- Battle of Punk Hill: Part of the American Revolutionary War
| Date | 8 March 1777, a Saturday |
| Location | Bonhamtown, New Jersey40°31′23″N 74°21′25″W﻿ / ﻿40.523°N 74.357°W |
| Result | Minor American victory |

Belligerents
- United States Pennsylvania militia: Great Britain

Commanders and leaders
- Gen. William Maxwell Col. James Potter and others...: Gen. William Howe and others...

Strength
- Unknown number of militia and regulars: 3,000 British regulars

Casualties and losses
- None: 4 killed, 3 captured, unknown wounded

= Battle of Punk Hill =

1777 Skirmish in the American Revolutionary War

The Battle of Punk Hill was a relatively minor skirmish in the greater Forage War of the American Revolutionary War, but it narrowly missed being a major turning point.

Approximately 3,000 British regulars left Amboy for the Punk Hill area, ostensibly on a foraging expedition. General William Maxwell observed this movement from a nearby hill and sent a small detachment to harass the British on the left and sent a larger force to the right towards Bonhamtown (later to became part of Edison, New Jersey), hoping to outflank them. The larger force consisted of two detachments, one from Col. Potter's Pennsylvania militia and commanded by Col. Cook. the other detachment was from Col. Thacher's New England troops.

Cook's and Thacher's men joined forces approximately one half mile out and almost immediately encountered and engaged a substantial advanced party of British. General Maxwell sent Col. Martin and Lt. Col. Lindley to reinforce them quickly and began to assembling his main force to follow.

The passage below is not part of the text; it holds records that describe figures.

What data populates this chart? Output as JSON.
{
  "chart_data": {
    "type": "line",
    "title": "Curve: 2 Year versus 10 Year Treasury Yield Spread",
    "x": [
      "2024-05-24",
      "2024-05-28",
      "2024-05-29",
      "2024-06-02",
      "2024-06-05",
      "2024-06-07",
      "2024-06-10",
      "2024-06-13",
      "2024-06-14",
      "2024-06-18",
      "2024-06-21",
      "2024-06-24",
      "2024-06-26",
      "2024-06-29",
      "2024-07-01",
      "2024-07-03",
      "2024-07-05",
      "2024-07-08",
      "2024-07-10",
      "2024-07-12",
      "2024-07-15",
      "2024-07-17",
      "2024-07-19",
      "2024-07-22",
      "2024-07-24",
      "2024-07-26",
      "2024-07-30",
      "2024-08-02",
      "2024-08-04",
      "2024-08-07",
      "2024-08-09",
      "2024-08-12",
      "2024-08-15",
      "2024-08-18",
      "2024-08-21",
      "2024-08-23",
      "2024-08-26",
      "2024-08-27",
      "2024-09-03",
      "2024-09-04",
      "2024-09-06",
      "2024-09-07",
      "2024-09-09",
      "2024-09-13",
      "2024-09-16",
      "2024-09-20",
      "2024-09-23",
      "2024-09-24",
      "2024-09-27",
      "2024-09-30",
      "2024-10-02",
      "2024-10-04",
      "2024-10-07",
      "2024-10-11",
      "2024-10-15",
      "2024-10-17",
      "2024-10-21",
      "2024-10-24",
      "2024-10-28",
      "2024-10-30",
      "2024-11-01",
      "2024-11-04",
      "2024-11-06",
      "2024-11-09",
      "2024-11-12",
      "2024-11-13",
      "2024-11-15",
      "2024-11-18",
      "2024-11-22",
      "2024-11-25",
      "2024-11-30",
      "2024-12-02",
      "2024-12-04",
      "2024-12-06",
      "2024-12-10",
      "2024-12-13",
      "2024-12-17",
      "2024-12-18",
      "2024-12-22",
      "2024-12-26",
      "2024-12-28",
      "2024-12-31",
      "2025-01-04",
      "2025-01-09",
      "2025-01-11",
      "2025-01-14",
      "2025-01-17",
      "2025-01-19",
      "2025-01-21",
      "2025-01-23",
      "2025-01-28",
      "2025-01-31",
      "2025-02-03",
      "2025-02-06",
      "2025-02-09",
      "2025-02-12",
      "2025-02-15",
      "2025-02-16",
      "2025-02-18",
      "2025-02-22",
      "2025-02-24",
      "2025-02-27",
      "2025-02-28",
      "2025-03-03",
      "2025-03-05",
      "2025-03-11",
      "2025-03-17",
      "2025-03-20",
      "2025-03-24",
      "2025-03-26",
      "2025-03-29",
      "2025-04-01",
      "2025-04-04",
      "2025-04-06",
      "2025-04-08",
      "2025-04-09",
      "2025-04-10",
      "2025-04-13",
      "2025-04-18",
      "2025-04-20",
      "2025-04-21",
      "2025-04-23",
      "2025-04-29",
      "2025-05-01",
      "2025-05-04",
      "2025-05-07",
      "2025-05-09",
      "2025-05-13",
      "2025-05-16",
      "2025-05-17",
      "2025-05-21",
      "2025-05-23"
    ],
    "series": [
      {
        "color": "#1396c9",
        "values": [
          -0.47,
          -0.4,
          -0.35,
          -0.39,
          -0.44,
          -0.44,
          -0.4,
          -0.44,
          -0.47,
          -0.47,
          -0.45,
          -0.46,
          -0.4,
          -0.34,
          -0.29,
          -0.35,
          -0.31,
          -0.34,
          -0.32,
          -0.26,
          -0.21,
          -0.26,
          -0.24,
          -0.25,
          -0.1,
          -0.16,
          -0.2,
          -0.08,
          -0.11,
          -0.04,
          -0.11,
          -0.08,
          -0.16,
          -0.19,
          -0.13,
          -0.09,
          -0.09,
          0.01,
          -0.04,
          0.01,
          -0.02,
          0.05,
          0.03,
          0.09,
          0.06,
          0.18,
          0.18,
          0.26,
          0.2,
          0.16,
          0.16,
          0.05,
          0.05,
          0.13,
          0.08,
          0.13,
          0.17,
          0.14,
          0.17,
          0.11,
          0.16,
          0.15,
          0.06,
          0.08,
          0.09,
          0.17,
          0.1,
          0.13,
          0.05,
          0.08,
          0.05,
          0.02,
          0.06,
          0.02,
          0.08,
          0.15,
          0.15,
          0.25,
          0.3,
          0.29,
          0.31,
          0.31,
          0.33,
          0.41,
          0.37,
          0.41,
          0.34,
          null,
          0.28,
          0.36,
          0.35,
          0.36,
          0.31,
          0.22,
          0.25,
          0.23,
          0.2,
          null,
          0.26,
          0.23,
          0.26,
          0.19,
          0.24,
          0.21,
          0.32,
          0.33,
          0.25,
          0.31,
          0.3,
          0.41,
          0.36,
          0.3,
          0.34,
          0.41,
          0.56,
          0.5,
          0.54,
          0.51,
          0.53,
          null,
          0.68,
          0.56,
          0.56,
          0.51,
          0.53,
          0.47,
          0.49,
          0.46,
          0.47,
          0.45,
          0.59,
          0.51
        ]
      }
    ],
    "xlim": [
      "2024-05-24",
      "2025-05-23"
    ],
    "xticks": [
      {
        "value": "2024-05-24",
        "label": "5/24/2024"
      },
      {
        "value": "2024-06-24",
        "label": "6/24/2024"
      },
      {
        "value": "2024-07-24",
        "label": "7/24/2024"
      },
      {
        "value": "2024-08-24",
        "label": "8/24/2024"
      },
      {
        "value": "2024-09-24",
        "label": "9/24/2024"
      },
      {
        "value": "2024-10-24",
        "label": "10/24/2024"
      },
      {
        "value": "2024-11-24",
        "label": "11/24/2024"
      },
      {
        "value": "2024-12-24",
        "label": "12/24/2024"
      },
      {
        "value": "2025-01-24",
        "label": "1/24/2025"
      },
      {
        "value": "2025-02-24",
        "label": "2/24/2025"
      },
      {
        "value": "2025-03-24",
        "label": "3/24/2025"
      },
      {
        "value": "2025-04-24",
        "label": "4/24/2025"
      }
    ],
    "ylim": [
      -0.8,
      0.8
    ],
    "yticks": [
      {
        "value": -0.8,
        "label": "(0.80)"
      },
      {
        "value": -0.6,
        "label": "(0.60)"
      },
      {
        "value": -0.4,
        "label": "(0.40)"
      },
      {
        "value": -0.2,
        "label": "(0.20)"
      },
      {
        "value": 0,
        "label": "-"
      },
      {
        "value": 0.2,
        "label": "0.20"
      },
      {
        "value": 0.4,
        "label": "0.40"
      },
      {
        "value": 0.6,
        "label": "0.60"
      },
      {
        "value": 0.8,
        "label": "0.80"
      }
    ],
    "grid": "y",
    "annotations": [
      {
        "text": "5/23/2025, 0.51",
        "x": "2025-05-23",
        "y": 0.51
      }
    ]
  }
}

The British also sent reinforcements but they were cut off by another regiment of Americans. That British reinforcements retreated in confusion, sparking a general panic among their comrades and turning the entire engagement into a rout. The Americans chased them as far as Bonhamtown and Metuchen, but did not have sufficient numbers or cover to continue the pursuit.

There were at least four British killed and three taken prisoner. One of the prisoners revealed that General Howe had been at Bonhamtown during the engagement. Had Maxwell known this beforehand, the Battle of Punk Hill could have been a pivotal moment in the war.